Died September 8, 2009 Serving During Operation Enduring Freedom


22, of Riverbank, Calif.; assigned to an embedded training team with Combined Security Tranisiton Command in Afghanistan; died Sept. 8 in Kunar province, Afghanistan, while supporting combat operations.

Training team corpsman killed in Afghanistan

By Andrew Scutro

Staff writer

A corpsman was killed Tuesday in Afghanistan while serving with an embedded training team.

Hospital Corpsman 3rd Class James Ray Layton, 22, of Riverbank, Calif., died in Kunar Province “while supporting combat operations,” according to a news release Thursday from the Defense Department.

At the time of his death Layton was assigned to Combined Security Transition Command in Afghanistan, which is responsible for training and equipping Afghan security forces.

Lt. Cmdr. John Daniels, a Navy spokesman at the Pentagon, said Layton deployed to Afghanistan with an element of the Okinawa-based 3rd Marine Division.

Layton enlisted Dec. 20, 2007.

This spring, two Navy officers serving with the Combined Security Transition Command were killed by an Afghan national. Lt. Florence B. Choe and Lt. j.g. Francis L. Toner IV died March 27.


Loved Japanese people, food, culture

The Associated Press

James Layton’s plan was to get an education in health care, see the world during eight years of military service, then become a radiology technician.

Before going to Afghanistan, he was stationed in Okinawa, Japan, and told his family he loved the people and food while he was there.

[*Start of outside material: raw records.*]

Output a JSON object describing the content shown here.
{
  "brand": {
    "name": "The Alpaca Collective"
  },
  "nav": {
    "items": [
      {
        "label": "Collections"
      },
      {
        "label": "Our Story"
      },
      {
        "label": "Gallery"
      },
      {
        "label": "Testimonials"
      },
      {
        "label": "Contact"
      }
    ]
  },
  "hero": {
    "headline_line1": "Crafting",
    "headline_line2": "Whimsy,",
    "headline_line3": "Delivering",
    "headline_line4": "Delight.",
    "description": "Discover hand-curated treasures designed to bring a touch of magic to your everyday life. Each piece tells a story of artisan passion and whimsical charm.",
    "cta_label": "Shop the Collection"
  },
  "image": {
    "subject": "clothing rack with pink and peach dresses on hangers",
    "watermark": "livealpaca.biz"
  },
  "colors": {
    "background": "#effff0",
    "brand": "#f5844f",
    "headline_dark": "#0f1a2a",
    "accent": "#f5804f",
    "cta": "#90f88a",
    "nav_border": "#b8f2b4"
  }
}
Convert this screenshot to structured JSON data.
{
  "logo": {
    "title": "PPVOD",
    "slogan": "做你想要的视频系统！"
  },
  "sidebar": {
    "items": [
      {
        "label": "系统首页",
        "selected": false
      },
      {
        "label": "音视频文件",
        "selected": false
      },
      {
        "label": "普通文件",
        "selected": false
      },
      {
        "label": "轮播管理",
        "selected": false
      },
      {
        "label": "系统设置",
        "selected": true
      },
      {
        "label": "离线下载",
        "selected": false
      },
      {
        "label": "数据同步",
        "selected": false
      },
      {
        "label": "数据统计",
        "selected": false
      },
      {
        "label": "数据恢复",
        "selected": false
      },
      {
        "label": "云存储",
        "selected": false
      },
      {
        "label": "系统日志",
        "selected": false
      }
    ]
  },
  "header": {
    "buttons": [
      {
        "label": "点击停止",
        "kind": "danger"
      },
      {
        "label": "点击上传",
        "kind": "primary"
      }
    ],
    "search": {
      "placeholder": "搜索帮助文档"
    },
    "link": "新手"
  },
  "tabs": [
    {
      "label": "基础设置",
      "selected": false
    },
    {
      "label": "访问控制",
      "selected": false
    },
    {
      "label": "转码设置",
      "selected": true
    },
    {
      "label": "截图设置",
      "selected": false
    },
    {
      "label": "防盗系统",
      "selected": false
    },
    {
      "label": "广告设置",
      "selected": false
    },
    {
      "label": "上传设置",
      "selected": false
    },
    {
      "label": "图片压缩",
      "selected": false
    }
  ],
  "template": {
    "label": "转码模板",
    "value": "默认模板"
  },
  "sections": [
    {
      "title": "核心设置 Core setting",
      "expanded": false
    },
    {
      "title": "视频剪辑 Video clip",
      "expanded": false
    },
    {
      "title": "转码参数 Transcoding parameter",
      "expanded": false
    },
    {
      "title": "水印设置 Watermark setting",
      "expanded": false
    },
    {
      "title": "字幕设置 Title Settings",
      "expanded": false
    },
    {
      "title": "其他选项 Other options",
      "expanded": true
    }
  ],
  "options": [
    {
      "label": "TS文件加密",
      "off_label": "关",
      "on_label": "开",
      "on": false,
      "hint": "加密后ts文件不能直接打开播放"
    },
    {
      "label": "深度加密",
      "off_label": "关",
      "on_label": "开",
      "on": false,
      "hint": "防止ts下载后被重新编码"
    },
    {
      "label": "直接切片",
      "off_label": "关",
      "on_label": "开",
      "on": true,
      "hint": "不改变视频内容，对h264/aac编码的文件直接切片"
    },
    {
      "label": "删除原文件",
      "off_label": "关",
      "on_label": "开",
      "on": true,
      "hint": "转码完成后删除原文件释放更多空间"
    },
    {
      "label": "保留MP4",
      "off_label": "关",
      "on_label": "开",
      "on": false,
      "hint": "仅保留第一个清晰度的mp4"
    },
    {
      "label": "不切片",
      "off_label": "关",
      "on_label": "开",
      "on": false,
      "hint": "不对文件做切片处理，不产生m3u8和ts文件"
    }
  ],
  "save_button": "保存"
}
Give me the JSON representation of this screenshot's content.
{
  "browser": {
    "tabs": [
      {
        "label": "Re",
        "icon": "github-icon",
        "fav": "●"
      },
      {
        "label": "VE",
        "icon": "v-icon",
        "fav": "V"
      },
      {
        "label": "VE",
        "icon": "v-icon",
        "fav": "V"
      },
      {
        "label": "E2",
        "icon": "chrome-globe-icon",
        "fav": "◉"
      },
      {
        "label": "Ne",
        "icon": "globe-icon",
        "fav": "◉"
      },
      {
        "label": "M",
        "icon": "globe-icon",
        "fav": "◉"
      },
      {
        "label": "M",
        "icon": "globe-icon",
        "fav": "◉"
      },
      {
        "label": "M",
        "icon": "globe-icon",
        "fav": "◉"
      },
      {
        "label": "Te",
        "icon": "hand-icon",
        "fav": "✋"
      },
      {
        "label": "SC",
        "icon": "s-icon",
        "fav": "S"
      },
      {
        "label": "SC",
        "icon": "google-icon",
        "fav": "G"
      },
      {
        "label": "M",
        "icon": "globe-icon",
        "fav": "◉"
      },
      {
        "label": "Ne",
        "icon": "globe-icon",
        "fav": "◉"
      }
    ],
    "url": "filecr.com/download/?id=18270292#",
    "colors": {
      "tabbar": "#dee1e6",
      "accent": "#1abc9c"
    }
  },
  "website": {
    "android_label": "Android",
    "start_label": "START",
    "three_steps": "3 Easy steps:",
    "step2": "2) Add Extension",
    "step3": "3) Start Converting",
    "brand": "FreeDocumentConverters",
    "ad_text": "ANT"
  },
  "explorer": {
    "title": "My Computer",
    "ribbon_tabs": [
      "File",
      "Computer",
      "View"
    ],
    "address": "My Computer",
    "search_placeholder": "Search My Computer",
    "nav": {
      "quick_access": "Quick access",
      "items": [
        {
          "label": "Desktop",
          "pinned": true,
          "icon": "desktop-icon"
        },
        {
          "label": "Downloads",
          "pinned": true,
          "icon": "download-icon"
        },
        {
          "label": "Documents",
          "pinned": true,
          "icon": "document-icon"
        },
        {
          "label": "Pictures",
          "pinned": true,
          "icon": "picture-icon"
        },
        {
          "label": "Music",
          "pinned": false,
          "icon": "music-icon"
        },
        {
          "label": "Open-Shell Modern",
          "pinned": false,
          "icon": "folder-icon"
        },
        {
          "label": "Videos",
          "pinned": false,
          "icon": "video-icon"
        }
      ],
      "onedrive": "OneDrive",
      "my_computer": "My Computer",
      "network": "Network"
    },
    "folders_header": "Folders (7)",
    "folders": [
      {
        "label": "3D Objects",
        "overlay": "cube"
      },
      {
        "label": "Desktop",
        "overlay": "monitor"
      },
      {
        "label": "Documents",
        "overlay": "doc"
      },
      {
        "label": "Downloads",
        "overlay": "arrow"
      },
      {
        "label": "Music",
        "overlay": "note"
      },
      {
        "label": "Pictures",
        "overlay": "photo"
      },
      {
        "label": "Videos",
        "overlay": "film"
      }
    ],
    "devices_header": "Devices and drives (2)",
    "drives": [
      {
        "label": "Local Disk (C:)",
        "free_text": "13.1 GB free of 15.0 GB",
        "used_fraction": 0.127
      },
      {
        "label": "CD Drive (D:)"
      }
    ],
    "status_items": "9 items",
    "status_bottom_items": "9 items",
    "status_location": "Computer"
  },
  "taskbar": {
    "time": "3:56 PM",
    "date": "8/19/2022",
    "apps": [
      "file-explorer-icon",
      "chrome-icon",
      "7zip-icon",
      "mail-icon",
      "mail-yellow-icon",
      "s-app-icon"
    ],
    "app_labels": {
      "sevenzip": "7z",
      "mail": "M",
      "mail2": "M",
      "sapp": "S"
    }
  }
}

“He was a very caring person, so it didn’t surprise me that he was looking at the healing profession,” his grandmother Kathy Anderson said.

Layton, a 22-year-old Navy corpsman from Riverbank, Calif., was killed Sept. 8 in Kunar province, Afghanistan, while aiding a wounded U.S. Marine.

Layton enlisted in the Navy two years ago. One of his teachers at Vista High School in Escalon, Calif., recalled Layton saying several years ago that he was inspired by his grandfather’s naval service during the Korean War.

“I wouldn’t say he was a giant go-getter, but he recognized the need to do something with his life,” teacher Shane Bua said.

Layton earn his high school diploma in 2005.

He is survived by his grandmother; his mother, Nikki Freitas, and his father, Brent Layton; two younger brothers, Jonathan and Jesse; a stepsister, Andrea, and a stepbrother, Jason.